Anthony was more conciliatory—some would say pragmatic—in matters of religion than Stanton or Gage. Unlike them, Anthony never blamed the Christian church for institutionalizing the oppression of women; late in her career, she even welcomed the extremely conservative Woman’s Christian Temperance Union into the suffrage movement, causing an enduring split among suffrage activists.
Anthony’s goal of total woman’s suffrage was finally achieved only after her death, in 1920, with the Nineteenth Amendment. In tribute to her leadership, it was sometimes referred to as the "Susan B. Anthony Amendment."

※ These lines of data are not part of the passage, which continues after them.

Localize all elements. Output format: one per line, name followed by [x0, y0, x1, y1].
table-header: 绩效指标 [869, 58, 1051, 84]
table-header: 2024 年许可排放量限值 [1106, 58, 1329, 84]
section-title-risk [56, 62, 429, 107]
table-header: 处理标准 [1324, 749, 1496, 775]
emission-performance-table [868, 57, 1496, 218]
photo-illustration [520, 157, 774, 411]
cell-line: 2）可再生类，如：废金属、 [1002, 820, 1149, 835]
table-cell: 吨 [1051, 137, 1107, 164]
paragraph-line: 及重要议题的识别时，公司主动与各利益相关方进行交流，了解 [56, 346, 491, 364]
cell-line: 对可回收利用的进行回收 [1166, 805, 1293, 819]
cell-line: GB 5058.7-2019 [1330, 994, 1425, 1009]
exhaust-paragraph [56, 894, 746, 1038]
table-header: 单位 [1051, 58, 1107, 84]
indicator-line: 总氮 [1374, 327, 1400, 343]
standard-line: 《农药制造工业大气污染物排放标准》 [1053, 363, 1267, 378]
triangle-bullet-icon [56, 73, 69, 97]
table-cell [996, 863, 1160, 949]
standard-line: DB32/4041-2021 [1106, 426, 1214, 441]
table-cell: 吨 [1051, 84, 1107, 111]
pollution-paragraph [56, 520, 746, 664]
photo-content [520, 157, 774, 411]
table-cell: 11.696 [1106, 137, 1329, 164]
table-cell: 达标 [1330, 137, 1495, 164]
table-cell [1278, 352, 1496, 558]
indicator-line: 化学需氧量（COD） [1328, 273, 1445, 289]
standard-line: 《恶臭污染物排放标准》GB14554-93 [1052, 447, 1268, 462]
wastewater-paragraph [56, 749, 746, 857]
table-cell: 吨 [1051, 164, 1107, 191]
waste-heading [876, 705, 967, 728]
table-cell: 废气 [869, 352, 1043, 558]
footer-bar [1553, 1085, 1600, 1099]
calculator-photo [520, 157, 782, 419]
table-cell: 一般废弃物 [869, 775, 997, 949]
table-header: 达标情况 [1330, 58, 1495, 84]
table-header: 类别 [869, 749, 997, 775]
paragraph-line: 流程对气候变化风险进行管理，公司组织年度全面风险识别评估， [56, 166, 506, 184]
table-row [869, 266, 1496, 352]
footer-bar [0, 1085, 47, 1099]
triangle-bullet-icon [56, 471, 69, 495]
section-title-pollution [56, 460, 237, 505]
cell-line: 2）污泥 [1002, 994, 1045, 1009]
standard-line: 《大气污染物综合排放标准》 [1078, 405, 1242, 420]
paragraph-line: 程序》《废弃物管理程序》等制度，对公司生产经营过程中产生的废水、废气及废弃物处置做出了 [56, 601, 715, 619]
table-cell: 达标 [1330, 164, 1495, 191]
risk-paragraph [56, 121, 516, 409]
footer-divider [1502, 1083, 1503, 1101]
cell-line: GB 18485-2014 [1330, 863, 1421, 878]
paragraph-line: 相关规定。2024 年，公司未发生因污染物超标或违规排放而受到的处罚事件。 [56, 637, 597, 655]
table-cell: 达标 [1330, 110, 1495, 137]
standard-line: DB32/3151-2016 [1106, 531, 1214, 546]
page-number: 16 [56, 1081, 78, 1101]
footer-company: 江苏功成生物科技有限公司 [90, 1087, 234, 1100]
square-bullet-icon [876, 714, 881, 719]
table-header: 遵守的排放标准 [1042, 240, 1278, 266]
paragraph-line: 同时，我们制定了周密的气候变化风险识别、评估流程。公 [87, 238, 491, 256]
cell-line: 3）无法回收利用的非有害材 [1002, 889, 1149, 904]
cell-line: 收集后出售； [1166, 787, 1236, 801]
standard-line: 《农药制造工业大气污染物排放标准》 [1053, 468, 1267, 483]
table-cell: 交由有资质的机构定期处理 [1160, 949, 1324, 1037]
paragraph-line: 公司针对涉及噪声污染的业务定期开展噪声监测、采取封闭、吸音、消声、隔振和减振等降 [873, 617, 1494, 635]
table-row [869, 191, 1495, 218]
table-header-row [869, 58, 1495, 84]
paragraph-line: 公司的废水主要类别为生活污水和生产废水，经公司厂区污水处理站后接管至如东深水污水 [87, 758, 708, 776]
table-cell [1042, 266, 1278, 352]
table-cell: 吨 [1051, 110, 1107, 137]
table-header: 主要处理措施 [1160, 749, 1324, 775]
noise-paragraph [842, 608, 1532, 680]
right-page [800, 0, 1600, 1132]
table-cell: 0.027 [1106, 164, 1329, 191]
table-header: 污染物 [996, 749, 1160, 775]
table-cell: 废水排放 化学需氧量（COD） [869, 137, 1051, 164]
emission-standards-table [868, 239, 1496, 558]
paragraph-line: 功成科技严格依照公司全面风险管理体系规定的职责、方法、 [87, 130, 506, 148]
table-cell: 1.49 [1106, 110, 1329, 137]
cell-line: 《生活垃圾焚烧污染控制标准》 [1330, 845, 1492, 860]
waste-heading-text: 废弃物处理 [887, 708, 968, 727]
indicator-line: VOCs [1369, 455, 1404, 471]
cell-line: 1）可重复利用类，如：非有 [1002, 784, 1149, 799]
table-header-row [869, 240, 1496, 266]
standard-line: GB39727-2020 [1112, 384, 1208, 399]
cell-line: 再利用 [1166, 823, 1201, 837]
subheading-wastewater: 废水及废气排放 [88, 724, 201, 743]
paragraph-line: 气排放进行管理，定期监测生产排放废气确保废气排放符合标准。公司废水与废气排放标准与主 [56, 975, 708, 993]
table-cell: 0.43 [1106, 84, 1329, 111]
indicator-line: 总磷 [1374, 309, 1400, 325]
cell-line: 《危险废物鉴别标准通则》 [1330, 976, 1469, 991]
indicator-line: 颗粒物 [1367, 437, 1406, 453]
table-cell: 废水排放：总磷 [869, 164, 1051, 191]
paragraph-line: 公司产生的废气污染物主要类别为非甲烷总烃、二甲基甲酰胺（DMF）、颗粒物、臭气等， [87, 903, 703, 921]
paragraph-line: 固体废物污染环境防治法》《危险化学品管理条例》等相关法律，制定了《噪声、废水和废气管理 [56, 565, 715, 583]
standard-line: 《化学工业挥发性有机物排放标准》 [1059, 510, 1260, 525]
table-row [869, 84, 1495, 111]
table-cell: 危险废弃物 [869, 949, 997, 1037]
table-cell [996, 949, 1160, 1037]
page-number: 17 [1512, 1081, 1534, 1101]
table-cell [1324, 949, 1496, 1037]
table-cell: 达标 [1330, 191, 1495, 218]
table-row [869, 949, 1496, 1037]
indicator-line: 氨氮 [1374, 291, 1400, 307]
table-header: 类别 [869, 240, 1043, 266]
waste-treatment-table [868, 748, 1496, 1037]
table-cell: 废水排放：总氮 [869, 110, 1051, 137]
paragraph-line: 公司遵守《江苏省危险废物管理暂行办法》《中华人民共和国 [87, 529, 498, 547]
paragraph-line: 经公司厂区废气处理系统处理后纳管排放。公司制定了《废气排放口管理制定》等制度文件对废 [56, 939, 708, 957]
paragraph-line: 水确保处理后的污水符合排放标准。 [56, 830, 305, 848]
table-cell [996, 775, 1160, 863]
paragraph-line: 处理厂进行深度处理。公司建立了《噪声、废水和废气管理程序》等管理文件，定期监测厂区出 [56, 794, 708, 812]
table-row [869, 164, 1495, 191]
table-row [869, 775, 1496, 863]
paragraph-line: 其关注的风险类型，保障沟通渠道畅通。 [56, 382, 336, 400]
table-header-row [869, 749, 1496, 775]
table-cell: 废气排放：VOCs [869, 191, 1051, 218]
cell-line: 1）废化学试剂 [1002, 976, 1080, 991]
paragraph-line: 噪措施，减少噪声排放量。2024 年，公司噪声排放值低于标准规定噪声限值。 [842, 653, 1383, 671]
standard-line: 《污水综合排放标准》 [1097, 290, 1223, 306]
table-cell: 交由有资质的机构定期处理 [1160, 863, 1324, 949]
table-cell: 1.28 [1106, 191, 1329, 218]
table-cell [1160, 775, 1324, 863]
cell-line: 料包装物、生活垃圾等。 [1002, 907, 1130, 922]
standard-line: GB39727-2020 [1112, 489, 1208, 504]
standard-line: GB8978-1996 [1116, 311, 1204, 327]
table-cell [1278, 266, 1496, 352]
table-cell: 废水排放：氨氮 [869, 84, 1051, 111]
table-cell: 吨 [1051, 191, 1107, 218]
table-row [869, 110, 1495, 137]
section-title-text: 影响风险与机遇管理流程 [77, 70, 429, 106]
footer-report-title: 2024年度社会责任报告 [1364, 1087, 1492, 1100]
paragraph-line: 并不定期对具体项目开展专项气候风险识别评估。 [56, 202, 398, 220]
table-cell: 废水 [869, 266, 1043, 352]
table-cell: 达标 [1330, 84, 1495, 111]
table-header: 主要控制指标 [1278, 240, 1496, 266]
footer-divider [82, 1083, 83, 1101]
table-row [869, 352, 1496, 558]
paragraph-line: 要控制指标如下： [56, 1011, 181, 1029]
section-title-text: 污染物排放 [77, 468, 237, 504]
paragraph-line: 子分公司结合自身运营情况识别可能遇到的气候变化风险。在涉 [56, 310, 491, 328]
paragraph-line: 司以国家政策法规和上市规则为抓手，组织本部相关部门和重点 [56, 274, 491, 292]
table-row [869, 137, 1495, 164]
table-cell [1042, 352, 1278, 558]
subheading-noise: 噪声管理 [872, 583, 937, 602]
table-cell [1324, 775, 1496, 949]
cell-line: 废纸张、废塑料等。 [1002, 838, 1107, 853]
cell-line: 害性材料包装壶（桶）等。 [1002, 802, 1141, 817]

Among the members of the suffrage movement’s leadership "triumvirate," Anthony—though privately a freethinker—was the most accommodating toward religion. History’s treatment of Anthony, Stanton, and Gage is quite revealing. Early twentieth-century suffragists tended to look back on Anthony as the sole founding leader of the suffrage movement. Stanton, who revealed her infidel views late in life after having already established her reputation as a suffragist, was almost forgotten until her rediscovery by second-wave feminists of the 1960s. Gage, who had been critical of religion throughout her suffrage career, was largely forgotten by history until the mid-1990s, when her memory was rehabilitated largely through the efforts of feminist scholar Sally Roesch Wagner.
Susan B. Anthony was honored on the Susan B. Anthony dollar coin, introduced in 1979.